# Hi every1!!



## Humeira (Sep 13, 2008)

My name is Humeira and I am originally from canada but moved to states last year. I got married thats why, I am in San francisco, CA. And I am new on this site. I have been on MAkeuptalk for almost 2-3 years now. Ihen I came across this site awhile ago. But I am just so used to go on MUT, I dont vivit this site too often. I think Specktra is really good too. Anywayz I am a make up freak ..I love love love make up. Love trying new things.

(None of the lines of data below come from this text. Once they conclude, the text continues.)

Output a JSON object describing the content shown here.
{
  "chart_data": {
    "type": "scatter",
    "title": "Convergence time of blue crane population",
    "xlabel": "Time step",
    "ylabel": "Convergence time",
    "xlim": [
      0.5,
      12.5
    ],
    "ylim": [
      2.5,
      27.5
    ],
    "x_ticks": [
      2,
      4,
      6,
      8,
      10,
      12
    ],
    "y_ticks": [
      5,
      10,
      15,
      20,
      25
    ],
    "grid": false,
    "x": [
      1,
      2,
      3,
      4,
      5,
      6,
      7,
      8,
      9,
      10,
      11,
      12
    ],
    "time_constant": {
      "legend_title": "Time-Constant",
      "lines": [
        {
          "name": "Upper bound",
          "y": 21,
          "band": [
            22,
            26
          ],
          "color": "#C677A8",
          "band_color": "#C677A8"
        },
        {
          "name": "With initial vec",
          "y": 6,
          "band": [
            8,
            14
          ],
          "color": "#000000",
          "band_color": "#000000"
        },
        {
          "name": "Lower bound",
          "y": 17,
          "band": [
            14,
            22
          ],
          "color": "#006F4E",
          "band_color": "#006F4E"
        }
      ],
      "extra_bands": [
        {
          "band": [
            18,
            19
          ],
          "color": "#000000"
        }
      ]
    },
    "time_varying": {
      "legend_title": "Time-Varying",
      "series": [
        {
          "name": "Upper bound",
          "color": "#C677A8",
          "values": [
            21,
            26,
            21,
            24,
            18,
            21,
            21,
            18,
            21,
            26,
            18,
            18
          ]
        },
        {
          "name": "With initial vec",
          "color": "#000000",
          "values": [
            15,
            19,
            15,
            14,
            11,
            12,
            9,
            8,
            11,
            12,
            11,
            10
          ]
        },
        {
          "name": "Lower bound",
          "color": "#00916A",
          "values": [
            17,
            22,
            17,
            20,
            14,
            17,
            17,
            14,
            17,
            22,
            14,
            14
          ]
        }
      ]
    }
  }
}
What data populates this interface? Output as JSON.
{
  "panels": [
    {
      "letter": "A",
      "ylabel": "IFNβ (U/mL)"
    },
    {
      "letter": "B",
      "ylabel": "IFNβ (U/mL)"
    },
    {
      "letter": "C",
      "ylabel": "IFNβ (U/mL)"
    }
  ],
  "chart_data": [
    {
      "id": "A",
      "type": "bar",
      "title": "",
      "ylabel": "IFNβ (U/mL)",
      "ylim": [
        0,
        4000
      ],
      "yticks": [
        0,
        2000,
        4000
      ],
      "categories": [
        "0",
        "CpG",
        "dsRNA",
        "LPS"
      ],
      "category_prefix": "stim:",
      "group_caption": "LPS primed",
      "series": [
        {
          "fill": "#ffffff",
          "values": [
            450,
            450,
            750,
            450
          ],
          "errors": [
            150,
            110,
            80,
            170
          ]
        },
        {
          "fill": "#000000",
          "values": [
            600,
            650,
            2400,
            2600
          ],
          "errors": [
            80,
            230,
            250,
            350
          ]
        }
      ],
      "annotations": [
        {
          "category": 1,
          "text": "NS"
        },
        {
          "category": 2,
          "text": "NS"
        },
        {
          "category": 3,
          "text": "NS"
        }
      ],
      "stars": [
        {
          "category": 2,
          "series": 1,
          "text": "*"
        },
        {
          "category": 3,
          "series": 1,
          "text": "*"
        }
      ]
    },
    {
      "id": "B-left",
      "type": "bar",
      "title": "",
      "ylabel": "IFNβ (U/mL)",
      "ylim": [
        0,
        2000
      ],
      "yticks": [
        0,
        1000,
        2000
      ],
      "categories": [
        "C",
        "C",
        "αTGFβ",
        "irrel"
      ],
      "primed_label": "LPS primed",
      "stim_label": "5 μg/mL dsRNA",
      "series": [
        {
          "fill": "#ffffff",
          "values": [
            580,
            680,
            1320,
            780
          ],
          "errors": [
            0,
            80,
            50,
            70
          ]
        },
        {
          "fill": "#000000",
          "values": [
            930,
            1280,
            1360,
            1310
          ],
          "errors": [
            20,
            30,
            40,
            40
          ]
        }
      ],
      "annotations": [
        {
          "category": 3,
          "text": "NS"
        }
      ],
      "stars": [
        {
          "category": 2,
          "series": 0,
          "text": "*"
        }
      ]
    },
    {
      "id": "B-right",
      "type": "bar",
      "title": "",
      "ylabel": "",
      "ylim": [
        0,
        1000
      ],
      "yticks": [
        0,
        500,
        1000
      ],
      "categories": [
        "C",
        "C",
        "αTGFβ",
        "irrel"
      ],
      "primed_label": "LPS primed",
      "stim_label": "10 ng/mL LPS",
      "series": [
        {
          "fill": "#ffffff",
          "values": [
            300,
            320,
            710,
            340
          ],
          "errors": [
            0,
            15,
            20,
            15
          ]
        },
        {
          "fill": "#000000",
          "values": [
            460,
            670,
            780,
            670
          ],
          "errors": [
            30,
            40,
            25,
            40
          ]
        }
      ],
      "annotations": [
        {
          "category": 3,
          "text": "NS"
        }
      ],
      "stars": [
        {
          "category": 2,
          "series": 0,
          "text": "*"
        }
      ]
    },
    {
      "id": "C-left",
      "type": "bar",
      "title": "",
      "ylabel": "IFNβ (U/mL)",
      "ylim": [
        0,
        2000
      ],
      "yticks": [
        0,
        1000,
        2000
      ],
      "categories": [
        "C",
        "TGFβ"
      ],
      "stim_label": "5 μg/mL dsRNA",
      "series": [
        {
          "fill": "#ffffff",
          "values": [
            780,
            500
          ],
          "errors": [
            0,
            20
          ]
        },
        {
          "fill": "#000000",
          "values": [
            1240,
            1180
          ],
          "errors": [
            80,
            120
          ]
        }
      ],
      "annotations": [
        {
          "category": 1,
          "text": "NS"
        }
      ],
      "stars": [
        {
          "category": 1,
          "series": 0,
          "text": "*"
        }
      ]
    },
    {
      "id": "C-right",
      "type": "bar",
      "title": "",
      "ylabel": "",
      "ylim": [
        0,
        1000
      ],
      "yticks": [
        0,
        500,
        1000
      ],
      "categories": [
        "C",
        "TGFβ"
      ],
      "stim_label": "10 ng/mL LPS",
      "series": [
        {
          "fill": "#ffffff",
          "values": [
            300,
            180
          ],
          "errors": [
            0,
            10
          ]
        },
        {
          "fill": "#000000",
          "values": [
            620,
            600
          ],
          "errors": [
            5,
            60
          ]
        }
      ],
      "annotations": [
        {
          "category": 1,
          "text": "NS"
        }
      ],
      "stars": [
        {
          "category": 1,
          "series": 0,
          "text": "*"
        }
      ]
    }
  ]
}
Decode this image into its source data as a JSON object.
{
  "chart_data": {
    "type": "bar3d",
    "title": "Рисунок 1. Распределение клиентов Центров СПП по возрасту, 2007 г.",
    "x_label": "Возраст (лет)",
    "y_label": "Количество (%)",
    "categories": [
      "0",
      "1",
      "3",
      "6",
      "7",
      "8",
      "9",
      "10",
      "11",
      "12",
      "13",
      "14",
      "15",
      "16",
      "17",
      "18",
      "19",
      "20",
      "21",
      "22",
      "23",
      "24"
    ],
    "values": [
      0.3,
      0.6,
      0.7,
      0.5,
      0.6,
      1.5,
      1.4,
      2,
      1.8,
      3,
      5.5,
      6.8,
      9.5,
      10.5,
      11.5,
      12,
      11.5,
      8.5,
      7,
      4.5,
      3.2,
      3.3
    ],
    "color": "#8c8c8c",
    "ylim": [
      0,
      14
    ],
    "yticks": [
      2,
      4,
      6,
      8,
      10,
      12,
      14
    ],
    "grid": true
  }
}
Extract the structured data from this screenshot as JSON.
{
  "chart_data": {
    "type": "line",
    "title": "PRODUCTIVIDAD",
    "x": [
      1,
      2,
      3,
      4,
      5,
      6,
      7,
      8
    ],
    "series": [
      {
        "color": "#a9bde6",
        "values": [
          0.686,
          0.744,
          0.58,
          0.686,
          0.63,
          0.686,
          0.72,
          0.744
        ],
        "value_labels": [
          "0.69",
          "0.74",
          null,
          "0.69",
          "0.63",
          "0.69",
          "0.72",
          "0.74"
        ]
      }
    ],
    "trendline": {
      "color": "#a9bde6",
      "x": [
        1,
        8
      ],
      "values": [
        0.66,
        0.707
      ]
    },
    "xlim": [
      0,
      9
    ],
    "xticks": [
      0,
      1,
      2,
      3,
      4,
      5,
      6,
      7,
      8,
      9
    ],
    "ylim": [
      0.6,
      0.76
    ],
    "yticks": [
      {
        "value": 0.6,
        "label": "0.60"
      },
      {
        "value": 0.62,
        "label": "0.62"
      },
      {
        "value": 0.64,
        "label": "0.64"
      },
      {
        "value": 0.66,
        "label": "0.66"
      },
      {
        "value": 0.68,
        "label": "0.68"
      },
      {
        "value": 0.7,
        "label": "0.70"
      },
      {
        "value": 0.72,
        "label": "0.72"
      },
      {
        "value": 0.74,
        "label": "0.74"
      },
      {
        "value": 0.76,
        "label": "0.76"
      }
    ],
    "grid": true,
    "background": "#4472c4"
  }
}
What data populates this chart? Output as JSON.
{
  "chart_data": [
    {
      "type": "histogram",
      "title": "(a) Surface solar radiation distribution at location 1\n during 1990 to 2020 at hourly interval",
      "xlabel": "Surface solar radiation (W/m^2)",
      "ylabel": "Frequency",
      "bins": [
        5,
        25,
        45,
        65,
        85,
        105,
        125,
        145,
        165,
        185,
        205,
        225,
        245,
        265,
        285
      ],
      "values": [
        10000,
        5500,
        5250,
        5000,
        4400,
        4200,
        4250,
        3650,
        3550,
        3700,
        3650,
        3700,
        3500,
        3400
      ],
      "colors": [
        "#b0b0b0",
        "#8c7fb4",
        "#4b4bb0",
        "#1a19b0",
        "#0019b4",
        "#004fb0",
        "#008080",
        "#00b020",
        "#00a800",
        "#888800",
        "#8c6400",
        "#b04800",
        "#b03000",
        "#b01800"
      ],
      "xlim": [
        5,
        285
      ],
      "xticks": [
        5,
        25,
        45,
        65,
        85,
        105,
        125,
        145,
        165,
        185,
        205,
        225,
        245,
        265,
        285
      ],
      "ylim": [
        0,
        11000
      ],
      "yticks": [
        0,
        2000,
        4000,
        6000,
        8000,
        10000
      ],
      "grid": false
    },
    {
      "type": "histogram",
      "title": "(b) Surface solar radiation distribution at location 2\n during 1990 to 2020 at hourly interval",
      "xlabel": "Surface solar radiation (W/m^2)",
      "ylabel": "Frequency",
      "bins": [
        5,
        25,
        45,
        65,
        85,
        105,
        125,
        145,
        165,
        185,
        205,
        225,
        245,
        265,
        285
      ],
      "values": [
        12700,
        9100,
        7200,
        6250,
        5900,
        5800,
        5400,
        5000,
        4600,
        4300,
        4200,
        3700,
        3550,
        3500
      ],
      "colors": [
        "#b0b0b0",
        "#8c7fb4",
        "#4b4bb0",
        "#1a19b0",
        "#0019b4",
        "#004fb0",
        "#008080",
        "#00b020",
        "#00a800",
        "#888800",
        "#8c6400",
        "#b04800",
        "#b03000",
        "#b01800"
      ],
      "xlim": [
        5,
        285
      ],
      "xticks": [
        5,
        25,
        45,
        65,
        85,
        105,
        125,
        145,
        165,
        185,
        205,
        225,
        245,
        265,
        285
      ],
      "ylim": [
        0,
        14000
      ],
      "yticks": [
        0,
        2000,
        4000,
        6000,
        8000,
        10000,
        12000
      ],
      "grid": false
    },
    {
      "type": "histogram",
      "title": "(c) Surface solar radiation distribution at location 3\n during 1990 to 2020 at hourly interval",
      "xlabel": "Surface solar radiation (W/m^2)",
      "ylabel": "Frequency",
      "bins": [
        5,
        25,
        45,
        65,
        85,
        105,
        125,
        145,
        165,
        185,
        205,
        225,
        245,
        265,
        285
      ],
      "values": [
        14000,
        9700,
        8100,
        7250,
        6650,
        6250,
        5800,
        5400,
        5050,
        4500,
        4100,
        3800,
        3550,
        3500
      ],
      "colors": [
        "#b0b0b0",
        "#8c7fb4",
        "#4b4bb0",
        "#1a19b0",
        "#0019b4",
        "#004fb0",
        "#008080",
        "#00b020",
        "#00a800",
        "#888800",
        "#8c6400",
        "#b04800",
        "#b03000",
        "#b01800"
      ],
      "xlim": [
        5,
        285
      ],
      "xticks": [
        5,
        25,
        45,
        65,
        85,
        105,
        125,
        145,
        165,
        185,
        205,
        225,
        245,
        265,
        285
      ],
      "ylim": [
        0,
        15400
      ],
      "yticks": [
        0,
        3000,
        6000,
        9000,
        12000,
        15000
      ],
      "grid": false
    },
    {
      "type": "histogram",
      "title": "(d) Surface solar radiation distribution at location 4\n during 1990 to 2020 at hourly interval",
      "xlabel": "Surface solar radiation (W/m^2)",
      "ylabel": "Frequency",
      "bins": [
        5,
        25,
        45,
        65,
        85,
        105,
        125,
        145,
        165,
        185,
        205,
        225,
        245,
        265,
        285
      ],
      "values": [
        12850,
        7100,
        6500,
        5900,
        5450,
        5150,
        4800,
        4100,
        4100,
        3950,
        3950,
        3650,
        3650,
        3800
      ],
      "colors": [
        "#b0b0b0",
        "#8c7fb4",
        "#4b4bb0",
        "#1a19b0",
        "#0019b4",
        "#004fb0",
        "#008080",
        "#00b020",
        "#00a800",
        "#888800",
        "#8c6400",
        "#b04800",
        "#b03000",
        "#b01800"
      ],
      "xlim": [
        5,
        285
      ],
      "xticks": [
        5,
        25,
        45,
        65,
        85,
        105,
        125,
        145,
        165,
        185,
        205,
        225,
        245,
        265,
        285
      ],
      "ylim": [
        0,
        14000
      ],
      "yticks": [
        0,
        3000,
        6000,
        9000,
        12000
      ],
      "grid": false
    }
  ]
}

My fav. brands are MAC ofcorse then MUFE , Nars, Stila , Too Faced, Bobbi Brown, benefit and many more ...my god the list will never end hehehhe .. so I thought I should introduce myself here. 
hope to learn more from here ..
Humeira


----------



## nunu (Sep 13, 2008)

Welcome to Specktra.


----------



## MacAddict_Sami (Sep 13, 2008)

Welcome!!!


----------



## Susanne (Sep 13, 2008)




----------



## glam8babe (Sep 13, 2008)

welcome


----------



## TISH1124 (Sep 13, 2008)

Hello!


----------



## Lipglass*Lover* (Sep 13, 2008)

*~*Welcome to Specktra!!!!*~*


----------



## melliquor (Sep 13, 2008)

Welcome.


----------



## MrsRjizzle (Sep 13, 2008)

Welcome you will love it here!


----------



## Humeira (Sep 16, 2008)

thanks ..guys!!!


----------



## SparklingWaves (Sep 16, 2008)

Welcome!


----------